In the case of cancer, a 50/50 bet on a cure is a good business to be in, because a cure for cancer would be worth a sizable portion of the $10T of taxpayer dollars put into Medicare, to say nothing of around 50-100M people times a $100K-1M insurance policy per head.
In the case of Obscurantia Affectsoneinamilliona, the rare disease that kills 300 people out of the 300M people in America, whose insurance companies will only pay $1M per person, for a total of $300M-600M maximum payout, you can expect BigPharmalax, Inc, to invest only $15-30M in finding a cure.
But in the case of the chemicals sold for hundreds of dollars an ounce on the street, the necessary research has already been done, and the knowledge has been in the public domain, for decades, if not for centuries.
There is absolutely no way in hell that Pfizer could get a patent for any street drug on the market.
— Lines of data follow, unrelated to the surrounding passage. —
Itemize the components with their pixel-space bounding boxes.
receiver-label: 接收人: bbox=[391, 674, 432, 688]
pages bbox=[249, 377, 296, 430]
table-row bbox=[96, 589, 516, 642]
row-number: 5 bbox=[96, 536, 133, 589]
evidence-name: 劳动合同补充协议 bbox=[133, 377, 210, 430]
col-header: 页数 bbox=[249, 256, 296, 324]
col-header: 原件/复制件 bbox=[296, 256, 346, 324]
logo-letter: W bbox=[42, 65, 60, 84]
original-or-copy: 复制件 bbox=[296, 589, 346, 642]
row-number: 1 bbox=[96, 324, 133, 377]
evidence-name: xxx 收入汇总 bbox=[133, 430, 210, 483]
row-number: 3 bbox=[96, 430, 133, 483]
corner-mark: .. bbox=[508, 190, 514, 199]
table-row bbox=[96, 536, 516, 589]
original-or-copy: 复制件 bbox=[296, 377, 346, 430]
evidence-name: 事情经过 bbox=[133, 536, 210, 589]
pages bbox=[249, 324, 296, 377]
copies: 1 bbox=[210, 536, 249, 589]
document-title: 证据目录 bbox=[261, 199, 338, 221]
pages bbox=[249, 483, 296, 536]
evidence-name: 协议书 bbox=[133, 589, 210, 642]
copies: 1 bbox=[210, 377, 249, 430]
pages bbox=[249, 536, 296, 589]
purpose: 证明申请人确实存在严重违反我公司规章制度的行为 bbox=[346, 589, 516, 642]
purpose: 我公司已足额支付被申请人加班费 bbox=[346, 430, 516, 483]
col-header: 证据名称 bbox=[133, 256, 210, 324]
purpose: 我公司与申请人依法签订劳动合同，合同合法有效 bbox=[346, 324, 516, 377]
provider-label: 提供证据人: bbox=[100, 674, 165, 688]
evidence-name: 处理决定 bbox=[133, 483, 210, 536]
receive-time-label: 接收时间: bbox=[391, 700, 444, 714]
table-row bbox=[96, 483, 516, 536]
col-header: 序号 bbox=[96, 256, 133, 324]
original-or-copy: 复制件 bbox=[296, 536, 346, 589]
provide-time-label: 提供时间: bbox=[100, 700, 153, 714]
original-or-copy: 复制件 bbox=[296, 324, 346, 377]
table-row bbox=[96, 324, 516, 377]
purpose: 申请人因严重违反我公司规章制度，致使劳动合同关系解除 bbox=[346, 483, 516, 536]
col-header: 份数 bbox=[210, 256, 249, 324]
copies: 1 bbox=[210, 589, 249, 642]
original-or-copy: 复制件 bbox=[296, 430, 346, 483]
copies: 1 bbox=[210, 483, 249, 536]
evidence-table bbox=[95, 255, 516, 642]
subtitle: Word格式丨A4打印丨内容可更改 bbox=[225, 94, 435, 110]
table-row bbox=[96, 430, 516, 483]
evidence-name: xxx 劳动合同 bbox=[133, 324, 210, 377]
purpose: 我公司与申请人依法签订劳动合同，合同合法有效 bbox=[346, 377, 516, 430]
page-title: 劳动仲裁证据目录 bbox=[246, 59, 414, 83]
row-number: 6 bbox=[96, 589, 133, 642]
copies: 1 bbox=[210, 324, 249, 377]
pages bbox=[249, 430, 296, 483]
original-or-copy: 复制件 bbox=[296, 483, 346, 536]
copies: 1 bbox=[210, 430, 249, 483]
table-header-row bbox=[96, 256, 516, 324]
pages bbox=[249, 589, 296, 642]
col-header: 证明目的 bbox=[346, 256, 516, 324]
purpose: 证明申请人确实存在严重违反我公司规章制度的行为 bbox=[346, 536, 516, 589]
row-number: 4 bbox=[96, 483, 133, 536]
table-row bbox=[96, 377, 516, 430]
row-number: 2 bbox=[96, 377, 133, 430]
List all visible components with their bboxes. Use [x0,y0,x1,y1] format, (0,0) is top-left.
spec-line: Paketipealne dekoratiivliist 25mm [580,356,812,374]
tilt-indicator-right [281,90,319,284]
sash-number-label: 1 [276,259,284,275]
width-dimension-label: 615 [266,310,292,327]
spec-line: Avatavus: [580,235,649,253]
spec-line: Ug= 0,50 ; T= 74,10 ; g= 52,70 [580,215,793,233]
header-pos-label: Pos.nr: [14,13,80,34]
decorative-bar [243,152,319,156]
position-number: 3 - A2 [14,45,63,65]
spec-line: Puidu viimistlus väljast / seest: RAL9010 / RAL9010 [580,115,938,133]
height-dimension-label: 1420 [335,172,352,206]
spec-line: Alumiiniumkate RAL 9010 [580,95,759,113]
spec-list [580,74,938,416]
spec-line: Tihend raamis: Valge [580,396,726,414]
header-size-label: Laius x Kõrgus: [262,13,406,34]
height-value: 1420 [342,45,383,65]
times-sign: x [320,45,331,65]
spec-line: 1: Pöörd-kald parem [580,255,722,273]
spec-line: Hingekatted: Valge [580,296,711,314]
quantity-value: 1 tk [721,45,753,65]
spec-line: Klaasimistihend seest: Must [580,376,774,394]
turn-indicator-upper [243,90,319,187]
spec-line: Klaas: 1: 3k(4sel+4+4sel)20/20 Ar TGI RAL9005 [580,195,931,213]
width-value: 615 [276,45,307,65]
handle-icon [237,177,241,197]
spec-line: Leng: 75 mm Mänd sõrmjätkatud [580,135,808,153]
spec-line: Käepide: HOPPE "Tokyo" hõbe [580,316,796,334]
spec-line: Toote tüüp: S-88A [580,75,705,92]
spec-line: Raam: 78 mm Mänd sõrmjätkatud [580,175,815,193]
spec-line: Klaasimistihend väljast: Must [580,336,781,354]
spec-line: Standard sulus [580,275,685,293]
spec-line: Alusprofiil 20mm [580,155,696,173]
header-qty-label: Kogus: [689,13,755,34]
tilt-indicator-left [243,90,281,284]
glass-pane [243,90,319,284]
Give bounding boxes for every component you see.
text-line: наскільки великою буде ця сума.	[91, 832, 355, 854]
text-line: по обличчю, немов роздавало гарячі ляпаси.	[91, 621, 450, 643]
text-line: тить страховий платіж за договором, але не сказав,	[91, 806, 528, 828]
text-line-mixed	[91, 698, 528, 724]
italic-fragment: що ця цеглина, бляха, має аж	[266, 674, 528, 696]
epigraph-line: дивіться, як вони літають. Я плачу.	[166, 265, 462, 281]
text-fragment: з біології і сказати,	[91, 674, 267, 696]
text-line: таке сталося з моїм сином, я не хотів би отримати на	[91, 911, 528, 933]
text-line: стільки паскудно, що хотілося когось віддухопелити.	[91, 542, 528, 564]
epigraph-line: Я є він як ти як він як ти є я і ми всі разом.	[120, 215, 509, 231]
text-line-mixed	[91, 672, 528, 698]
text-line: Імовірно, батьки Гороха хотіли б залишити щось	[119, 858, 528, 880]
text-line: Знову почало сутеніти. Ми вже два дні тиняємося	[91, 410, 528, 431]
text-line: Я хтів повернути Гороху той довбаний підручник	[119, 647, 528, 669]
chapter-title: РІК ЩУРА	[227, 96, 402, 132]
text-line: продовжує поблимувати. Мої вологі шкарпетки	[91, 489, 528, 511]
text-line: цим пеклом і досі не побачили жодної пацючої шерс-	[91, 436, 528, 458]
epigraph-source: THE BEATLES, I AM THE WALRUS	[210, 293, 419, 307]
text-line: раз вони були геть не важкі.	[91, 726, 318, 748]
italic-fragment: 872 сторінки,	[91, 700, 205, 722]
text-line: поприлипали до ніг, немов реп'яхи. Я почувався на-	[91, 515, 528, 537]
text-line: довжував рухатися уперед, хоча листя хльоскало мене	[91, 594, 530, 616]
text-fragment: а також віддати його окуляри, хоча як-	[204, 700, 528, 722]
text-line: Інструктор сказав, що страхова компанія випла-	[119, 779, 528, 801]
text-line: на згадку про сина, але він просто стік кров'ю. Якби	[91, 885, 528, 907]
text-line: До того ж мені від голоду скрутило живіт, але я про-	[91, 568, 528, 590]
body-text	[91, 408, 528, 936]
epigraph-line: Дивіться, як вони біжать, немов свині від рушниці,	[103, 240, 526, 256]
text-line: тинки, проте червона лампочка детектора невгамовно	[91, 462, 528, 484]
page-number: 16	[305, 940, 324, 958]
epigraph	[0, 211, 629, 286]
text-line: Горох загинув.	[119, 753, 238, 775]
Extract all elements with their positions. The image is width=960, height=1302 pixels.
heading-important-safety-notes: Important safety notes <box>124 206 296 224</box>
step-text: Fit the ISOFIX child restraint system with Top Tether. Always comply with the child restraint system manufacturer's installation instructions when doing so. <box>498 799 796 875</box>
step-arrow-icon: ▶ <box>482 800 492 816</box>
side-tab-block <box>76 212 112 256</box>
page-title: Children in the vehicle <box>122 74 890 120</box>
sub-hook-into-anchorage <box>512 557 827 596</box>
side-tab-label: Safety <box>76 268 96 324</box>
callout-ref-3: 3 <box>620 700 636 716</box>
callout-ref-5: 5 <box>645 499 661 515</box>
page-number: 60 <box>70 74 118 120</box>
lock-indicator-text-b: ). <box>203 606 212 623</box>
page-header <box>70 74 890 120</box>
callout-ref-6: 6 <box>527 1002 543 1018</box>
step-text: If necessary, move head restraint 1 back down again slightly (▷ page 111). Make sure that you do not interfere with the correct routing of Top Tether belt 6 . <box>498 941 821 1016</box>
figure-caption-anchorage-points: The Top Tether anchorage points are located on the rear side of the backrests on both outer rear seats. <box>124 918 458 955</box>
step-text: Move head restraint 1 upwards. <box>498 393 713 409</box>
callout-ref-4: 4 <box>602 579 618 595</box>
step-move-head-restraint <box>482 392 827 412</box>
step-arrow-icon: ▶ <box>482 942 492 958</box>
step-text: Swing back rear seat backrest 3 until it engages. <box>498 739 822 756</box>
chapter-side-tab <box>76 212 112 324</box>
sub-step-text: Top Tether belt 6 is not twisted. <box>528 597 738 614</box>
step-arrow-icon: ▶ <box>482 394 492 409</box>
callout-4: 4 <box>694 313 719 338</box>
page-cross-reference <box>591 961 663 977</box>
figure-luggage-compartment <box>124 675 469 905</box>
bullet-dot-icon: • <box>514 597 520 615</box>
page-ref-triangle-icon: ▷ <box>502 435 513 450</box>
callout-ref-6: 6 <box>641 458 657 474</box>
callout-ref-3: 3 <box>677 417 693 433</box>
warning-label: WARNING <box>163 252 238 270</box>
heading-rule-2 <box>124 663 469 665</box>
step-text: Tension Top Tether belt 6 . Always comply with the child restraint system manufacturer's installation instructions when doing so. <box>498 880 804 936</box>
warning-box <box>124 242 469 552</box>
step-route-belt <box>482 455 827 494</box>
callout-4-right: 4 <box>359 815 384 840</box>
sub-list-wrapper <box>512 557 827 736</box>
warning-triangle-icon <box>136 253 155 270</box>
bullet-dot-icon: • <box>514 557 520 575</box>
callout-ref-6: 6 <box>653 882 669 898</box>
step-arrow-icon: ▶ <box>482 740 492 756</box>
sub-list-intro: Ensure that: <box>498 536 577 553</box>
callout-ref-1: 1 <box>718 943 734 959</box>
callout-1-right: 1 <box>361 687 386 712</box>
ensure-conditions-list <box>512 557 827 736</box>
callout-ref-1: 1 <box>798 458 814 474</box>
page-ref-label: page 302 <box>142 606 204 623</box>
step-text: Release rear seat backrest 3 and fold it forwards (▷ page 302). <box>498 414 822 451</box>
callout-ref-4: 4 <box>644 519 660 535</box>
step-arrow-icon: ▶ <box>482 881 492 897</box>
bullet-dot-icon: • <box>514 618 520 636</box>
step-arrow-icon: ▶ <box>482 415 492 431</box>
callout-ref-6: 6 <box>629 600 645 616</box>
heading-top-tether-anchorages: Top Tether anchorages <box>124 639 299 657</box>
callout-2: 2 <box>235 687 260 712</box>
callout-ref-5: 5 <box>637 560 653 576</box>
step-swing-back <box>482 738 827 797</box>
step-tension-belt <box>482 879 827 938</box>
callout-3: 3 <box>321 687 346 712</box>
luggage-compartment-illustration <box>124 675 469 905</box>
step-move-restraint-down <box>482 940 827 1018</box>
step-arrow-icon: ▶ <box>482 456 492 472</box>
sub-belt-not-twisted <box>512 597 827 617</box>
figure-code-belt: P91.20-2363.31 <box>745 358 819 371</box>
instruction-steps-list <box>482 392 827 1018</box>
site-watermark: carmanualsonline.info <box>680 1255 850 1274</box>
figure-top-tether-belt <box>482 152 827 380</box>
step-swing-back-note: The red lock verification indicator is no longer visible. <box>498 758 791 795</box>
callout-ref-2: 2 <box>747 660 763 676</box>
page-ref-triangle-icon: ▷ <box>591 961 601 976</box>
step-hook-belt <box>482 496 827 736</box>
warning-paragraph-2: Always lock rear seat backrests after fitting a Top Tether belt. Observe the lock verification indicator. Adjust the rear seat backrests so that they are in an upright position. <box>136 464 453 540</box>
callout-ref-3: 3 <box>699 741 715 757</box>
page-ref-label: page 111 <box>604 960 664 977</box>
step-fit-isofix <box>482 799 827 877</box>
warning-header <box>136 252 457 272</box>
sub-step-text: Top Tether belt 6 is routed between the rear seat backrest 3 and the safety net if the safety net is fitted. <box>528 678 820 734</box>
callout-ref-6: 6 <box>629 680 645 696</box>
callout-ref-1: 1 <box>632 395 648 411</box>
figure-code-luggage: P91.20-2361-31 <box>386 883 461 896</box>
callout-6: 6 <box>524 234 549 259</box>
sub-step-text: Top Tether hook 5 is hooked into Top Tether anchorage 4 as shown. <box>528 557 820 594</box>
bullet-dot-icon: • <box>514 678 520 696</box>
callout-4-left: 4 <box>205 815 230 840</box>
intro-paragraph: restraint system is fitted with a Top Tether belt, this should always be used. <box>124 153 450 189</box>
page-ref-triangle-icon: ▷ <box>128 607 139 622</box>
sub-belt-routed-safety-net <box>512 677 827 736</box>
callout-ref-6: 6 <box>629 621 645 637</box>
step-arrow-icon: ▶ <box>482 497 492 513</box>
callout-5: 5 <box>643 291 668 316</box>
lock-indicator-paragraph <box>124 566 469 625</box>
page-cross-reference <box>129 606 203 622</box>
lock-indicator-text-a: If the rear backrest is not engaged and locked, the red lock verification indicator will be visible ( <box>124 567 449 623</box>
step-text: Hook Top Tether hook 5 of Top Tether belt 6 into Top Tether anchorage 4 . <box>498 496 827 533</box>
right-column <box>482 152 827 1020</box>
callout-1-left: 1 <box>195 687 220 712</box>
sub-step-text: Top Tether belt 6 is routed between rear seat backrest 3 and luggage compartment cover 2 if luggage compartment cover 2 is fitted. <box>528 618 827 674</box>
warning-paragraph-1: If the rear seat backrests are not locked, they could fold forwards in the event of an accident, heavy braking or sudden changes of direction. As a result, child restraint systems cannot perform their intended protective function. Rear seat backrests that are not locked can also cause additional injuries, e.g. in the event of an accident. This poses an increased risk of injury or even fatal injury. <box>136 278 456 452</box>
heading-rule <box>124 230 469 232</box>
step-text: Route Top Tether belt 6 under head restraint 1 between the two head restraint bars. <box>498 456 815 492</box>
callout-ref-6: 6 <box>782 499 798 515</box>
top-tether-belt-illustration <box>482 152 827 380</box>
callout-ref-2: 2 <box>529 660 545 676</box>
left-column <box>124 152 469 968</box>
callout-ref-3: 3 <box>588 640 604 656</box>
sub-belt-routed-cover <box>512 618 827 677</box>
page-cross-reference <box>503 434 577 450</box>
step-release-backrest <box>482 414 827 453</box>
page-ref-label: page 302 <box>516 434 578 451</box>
They also don't need to spend a penny on research and development.
I say this as an investor, not as an idealogue. There's absolutely nothing that the (medicinal) drugmakers could do for recreational pharmaceuticals that the (consumer/food) drugmakers couldn't do faster, better, and cheaper. (If you disagree -- do you know anyone who pays for Nicorette patches because they're cheaper than cigarettes? And if so, can you figure out how to get whatever else they're smoking legalized, so I can invest in it?)